# New beekeeper in Arkansas



## herbhome (Oct 18, 2015)

Welcome Dougled,

Winding up my second winter-so still trying to learn


----------



## AmericasBeekeeper (Jan 24, 2010)

Welcome!


----------



## Tenbears (May 15, 2012)

Welcome! Enjoy the Journey.


----------



## DerTiefster (Oct 27, 2016)

Lots to learn here: lots of opinions, lots of experience. Lots of reported mistakes to look over and try not to repeat, as well. I'm still treading water (information) as I enter my 2nd year of real involvement with beekeeping.

Learn about comb management. That was my biggest omission in year 1 learning. Learn about splits and nucleus colonies (nucs). That was my 2nd biggest omission. (It was late in the season before I understood I needed to raise some nuc colonies for overwintering experience.) Don't ignore pests such as (especially) varroa. Learn how to address this via some integrated pest management routine. (IPM is, in my opinion, any deliberate management program, but should use the bits of the program in ways that reinforce each other.

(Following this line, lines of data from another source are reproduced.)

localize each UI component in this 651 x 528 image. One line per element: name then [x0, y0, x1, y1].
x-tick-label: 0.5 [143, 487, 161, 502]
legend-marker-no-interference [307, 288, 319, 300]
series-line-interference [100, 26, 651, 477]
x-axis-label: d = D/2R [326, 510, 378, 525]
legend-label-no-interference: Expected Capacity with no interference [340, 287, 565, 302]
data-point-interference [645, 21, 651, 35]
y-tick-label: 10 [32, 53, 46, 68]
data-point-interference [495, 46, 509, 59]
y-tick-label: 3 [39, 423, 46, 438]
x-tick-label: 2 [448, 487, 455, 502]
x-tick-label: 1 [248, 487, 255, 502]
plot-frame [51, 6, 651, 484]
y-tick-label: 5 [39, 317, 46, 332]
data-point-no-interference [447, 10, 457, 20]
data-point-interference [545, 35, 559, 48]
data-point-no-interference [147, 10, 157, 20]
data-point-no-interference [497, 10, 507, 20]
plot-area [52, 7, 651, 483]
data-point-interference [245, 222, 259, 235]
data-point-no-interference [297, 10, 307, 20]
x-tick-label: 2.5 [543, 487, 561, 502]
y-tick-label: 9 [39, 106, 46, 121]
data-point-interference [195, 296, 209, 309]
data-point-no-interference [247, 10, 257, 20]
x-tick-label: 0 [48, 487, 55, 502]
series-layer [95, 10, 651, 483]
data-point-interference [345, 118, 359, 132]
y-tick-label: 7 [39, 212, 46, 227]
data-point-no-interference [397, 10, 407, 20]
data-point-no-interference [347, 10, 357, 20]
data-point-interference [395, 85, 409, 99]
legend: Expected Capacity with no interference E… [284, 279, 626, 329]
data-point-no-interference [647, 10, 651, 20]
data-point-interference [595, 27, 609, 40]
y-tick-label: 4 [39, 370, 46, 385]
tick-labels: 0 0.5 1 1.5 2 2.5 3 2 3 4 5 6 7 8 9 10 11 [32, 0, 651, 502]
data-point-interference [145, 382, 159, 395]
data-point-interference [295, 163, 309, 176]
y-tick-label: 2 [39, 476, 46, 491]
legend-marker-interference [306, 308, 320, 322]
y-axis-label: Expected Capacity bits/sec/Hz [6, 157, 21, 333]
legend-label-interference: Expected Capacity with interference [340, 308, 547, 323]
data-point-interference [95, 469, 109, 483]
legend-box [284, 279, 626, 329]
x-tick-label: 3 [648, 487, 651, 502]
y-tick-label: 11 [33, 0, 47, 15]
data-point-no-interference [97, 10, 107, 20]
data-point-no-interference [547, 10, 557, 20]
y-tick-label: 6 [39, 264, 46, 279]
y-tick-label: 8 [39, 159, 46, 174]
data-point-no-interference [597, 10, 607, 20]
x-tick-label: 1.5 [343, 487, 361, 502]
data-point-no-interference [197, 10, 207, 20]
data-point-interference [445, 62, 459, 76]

Doesn't have to be treatment-free in nature, but can be. Works better when it's deliberate, in the sense of being thought through.)

I think this is good advice: to anyone who gives you absolute directions and answers, ask "And how long were you a bee?" If the answer is, "Never," factor that in when processing his information. If the answer is anything else, well, factor that in, too.

Michael


----------



## BradParadise (Feb 3, 2017)

Welcome!

When reading the forums, be sure to note where another user is from when taking their advise. Beekeeping is, from what I've learned, a very region specific skill. That doesn't apply to everything, but it's generally a good thing to keep in mind!

Welcome to the forums!


----------



## rwlaw (May 4, 2009)

Welcome


----------